Slow Docker Apps and Deployments

Troubleshooting slow Docker apps and deployments

NOTE: If you recently upgraded to DC/OS 1.10 or later, and configured MESOS_CGROUPS_ENABLE_CFS=true in your Mesos agent configuration, you may see slow-running Docker applications or slow deployments.

Strict CPU limitations are now default

The Apache Mesos kernel of DC/OS allows you to use either Completely Fair Scheduler strict CPU limitations (CFS CPU) or CPU shares. By default strict CPU limitations are used in DC/OS from version 1.10 onward in order to achieve better performance in high density use cases. However, in some use cases it is desirable to be able to offer up available CPU cycles to apps that take priority. Using CPU shares, DC/OS can be configured to allow Marathon apps to consume more CPU cycles than in their original app definition.

Your services or deployments are likely running slowly because they require more CPU cycles than they are configured to consume.

Steps to take

Increase CPU allocation

If you have slow-running Docker services or deployments on DC/OS 1.10 or later, increase the required CPU amount in your service definition. From the CLI or the Services tab of the DC/OS GUI, change the cpus property of your service definition to a higher value and test if increased CPU allocation solves your issues.

Boost resources using DC/OS Pods

Often, containerized applications have resource-intensive startup phases. Traditionally, tasks with high startup requirements were simply allocated extra resources for the duration of their lifetime, at the cost of lower cluster utilization once those resources were no longer needed. By taking advantage of the resource accounting strategy of DC/OS Pods, an “empty” startup container/task can be created to request additional resources and leave them available to the task that actually needs them, then complete and relinquish those resources after a reasonable time has passed. See this blog post on resource boosting for more information and a sample pod definition.

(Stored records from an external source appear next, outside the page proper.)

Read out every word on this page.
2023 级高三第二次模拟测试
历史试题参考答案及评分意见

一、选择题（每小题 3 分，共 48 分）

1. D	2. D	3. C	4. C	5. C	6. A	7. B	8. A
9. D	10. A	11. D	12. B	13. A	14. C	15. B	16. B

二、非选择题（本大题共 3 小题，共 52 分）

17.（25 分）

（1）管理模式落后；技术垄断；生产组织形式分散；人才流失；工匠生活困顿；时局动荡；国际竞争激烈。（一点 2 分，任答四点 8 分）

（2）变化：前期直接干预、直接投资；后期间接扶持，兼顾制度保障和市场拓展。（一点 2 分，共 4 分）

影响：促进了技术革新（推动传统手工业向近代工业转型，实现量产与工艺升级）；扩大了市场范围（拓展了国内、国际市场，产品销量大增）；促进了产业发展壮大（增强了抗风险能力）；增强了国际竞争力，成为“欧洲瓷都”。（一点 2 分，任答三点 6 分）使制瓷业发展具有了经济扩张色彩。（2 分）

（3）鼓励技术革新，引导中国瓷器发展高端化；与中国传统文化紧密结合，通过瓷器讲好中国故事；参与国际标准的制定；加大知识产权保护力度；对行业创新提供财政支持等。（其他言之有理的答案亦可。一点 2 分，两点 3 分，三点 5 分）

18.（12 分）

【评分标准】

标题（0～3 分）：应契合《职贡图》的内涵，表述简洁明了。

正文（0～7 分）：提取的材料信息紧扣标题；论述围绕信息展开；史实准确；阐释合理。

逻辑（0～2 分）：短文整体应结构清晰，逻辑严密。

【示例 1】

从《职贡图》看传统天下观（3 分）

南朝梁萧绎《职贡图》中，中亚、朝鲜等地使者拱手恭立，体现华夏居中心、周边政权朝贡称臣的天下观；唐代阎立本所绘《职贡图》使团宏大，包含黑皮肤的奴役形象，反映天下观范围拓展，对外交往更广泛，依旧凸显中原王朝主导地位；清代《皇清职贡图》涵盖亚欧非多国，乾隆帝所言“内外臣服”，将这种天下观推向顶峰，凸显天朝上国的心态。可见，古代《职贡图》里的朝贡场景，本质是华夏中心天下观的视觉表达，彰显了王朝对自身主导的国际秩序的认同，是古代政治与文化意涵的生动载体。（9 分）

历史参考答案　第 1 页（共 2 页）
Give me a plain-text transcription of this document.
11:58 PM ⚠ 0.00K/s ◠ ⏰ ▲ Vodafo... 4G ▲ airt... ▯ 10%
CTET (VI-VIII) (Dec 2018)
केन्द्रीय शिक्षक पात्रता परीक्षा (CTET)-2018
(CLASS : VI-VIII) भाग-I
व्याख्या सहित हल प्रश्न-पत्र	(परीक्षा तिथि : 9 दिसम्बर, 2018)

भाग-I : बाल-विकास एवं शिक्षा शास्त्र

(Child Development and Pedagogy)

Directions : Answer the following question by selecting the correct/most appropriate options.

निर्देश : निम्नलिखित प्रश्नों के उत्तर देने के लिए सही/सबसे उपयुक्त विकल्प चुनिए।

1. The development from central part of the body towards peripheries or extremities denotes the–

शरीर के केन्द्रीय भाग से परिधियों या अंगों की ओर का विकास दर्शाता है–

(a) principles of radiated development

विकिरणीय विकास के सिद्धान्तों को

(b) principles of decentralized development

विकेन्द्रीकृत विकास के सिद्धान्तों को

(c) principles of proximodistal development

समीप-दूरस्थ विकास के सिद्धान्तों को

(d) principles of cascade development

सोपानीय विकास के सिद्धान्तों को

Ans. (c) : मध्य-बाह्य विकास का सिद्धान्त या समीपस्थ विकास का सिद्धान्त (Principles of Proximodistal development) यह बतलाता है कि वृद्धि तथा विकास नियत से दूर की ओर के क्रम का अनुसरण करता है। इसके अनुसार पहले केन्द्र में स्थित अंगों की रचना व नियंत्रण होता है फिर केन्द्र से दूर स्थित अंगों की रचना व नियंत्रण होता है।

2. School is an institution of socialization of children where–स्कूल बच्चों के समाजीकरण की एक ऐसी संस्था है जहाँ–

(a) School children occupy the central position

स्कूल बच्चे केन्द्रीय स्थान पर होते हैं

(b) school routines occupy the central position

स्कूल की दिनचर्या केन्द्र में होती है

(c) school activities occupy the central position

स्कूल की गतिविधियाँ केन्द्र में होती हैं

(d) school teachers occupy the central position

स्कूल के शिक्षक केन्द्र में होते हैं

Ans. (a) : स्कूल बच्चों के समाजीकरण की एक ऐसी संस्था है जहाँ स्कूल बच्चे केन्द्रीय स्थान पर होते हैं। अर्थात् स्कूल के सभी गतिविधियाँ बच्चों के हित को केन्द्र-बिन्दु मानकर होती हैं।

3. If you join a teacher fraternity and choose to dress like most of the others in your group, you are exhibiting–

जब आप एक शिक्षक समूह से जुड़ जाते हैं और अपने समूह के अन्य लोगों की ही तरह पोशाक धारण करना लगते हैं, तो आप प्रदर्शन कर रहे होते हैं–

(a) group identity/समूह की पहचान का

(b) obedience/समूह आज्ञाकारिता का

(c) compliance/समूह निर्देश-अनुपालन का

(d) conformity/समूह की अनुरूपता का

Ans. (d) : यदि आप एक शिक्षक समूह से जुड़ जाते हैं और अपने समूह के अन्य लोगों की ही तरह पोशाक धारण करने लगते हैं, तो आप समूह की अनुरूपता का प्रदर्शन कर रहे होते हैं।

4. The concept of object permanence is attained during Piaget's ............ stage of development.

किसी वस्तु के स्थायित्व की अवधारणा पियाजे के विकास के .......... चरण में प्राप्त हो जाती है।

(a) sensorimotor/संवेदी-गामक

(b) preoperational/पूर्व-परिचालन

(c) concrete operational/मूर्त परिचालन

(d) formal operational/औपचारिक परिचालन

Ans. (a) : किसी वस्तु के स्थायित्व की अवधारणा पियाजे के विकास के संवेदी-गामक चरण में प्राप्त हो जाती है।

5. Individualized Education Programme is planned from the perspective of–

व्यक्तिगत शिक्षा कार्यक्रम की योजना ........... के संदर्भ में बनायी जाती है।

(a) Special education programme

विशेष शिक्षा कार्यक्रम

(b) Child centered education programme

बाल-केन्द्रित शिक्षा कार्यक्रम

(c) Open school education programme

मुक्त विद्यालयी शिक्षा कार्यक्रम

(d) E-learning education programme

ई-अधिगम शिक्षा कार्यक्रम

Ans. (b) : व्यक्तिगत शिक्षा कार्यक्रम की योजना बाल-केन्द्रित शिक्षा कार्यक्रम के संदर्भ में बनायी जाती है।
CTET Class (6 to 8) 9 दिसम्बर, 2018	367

Change Mesos agent configuration

In special cases, you may want to change your Mesos agent configuration to not use strict CFS CPU limitations. Consider this if the majority of your applications have a CPU peak during startup and a lower consumption afterwards, or you have other advanced CPU loads. You should only change the default behavior if you do not need strict CPU separation.

You will need to change the configurations for your DC/OS (or Mesos) installation by changing your Mesos agent configuration. If you are considering changing this configuration, consult the Mesos oversubscription documentation for additional considerations and configuration options.

Configuring the agents to use CPU shares

  1. Create or modify the file /var/lib/dcos/mesos-slave-common on each agent node.

  2. Add or set the line MESOS_CGROUPS_ENABLE_CFS=false.

  3. Restart the Mesos agent process with sudo systemctl restart dcos-mesos-slave. If this is done before installing the Mesos agent it will pick up the configuration automatically.

  4. After restarting all of the Mesos agents, restart all tasks. Restarting the agent will not cause the tasks to restart but they also will not pick up the new settings, so they must be restarted.